The market-implied 1-standard-deviation range for GGR extends from approximately $2.54 on the downside to $5.38 on the upside. A GGR collar hedges an existing long GGR position with a protective put while financing the put cost via a short call; when the premiums roughly offset, the collar acts as a near-zero-cost insurance band around the current spot. Current GGR IV rank near 22.39% sits in the lower third of its 1-year distribution, where IV often re-expands toward the mean; this favors premium-buying structures and disadvantages premium-selling structures on GGR at 125.30%. As a Consumer Cyclical name, GGR options can move on sector-level news flow (peer earnings, regulatory updates, industry-specific macro data) in addition to GGR-specific events.

GGR collar positions are structurally neutral (protective); the modeled P&L assumes European-style exercise at expiration and ignores early assignment, transaction costs, dividends paid before expiry on the stock leg (when present), and the bid-ask spread on the listed chain. GGR positions also carry Consumer Cyclical sector concentration risk; news flow inside the sector (peer earnings, regulatory shifts, supply-chain headlines) can move GGR alongside the broader basket even when GGR-specific fundamentals are unchanged. Always rebuild the position from current GGR chain quotes before placing a trade.

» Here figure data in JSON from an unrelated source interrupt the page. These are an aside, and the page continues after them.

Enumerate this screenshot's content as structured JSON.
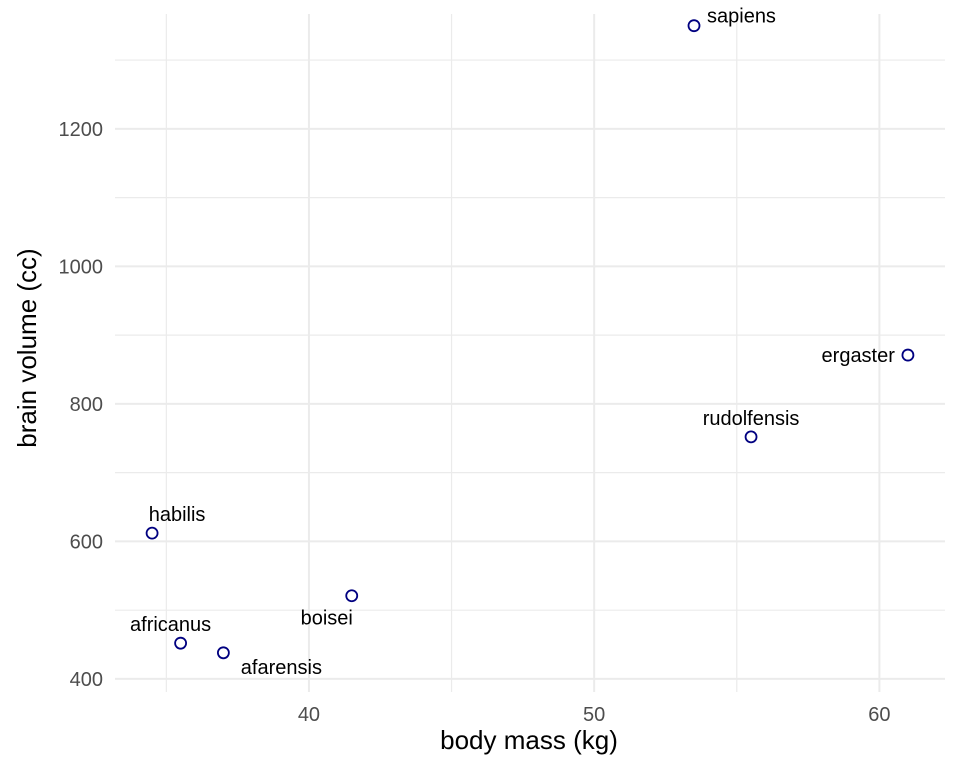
{
  "chart_data": {
    "type": "scatter",
    "xlabel": "body mass (kg)",
    "ylabel": "brain volume (cc)",
    "xlim": [
      33.2,
      62.3
    ],
    "ylim": [
      381,
      1367
    ],
    "x_ticks": [
      40,
      50,
      60
    ],
    "y_ticks": [
      400,
      600,
      800,
      1000,
      1200
    ],
    "x_tick_labels": [
      "40",
      "50",
      "60"
    ],
    "y_tick_labels": [
      "400",
      "600",
      "800",
      "1000",
      "1200"
    ],
    "grid": true,
    "point_color": "#000080",
    "points": [
      {
        "label": "afarensis",
        "x": 37.0,
        "y": 438,
        "label_pos": "below-right"
      },
      {
        "label": "africanus",
        "x": 35.5,
        "y": 452,
        "label_pos": "above-left"
      },
      {
        "label": "habilis",
        "x": 34.5,
        "y": 612,
        "label_pos": "above-right"
      },
      {
        "label": "boisei",
        "x": 41.5,
        "y": 521,
        "label_pos": "below-left"
      },
      {
        "label": "rudolfensis",
        "x": 55.5,
        "y": 752,
        "label_pos": "above"
      },
      {
        "label": "ergaster",
        "x": 61.0,
        "y": 871,
        "label_pos": "left"
      },
      {
        "label": "sapiens",
        "x": 53.5,
        "y": 1350,
        "label_pos": "right"
      }
    ]
  }
}
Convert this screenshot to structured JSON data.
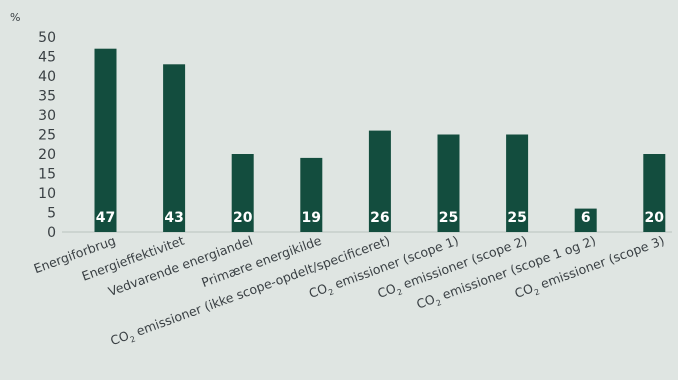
{
  "chart_data": {
    "type": "bar",
    "ylabel": "%",
    "ylim": [
      0,
      50
    ],
    "yticks": [
      "0",
      "5",
      "10",
      "15",
      "20",
      "25",
      "30",
      "35",
      "40",
      "45",
      "50"
    ],
    "categories": [
      "Energiforbrug",
      "Energieffektivitet",
      "Vedvarende energiandel",
      "Primære energikilde",
      "CO2 emissioner (ikke scope-opdelt/specificeret)",
      "CO2 emissioner (scope 1)",
      "CO2 emissioner (scope 2)",
      "CO2 emissioner (scope 1 og 2)",
      "CO2 emissioner (scope 3)"
    ],
    "values": [
      47,
      43,
      20,
      19,
      26,
      25,
      25,
      6,
      20
    ],
    "grid": false,
    "legend": "none"
  },
  "colors": {
    "bar": "#134d3e",
    "background": "#dfe5e2",
    "text": "#3a4044",
    "label": "#ffffff"
  }
}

Frequently asked questions

What is a collar on GGR?
A collar on GGR is the collar strategy applied to GGR (stock). The strategy is structurally neutral (protective): A collar pairs long stock with a protective out-of-the-money put financed by a short out-of-the-money call, capping both tails of the position around the current spot. With GGR stock trading near $3.96, the strikes shown on this page are snapped to the nearest listed GGR chain strike and the premiums come straight from the end-of-day bid/ask midpoint.
How are GGR collar max profit and max loss calculated?
Max profit roughly equals short-call strike minus cost basis plus net premium; max loss roughly equals cost basis minus long-put strike minus net premium. Breakeven shifts by the net premium. For the GGR collar priced from the end-of-day chain at a 30-day expiry (ATM IV 125.30%), the computed maximum profit is unbounded per contract and the computed maximum loss is unbounded per contract. Live intraday quotes will differ as the chain moves through the trading session.
What is the breakeven for a GGR collar?
The breakeven for the GGR collar priced on this page is no defined breakeven on the modeled curve at expiration, derived from end-of-day chain premiums. Breakeven is the underlying price at which the strategy's P&L crosses zero ignoring transaction costs and assignment risk. The current GGR market-implied 1-standard-deviation expected move is approximately 35.92%; if the move sits well outside the breakeven distance, the structure's risk-reward becomes correspondingly tighter.
When should you consider a collar on GGR?
Collars on GGR hedge an existing long GGR stock position; the long put sets a floor while the short call finances it, often run as a near-zero-cost hedge during expected volatility windows.
How does current GGR implied volatility affect this collar?
GGR ATM IV is at 125.30% with IV rank near 22.39%, which is on the low end of its 1-year range. Premium-buying structures (long call, long put, debit spreads) are relatively cheap in this regime; premium-selling structures collect less credit per unit risk.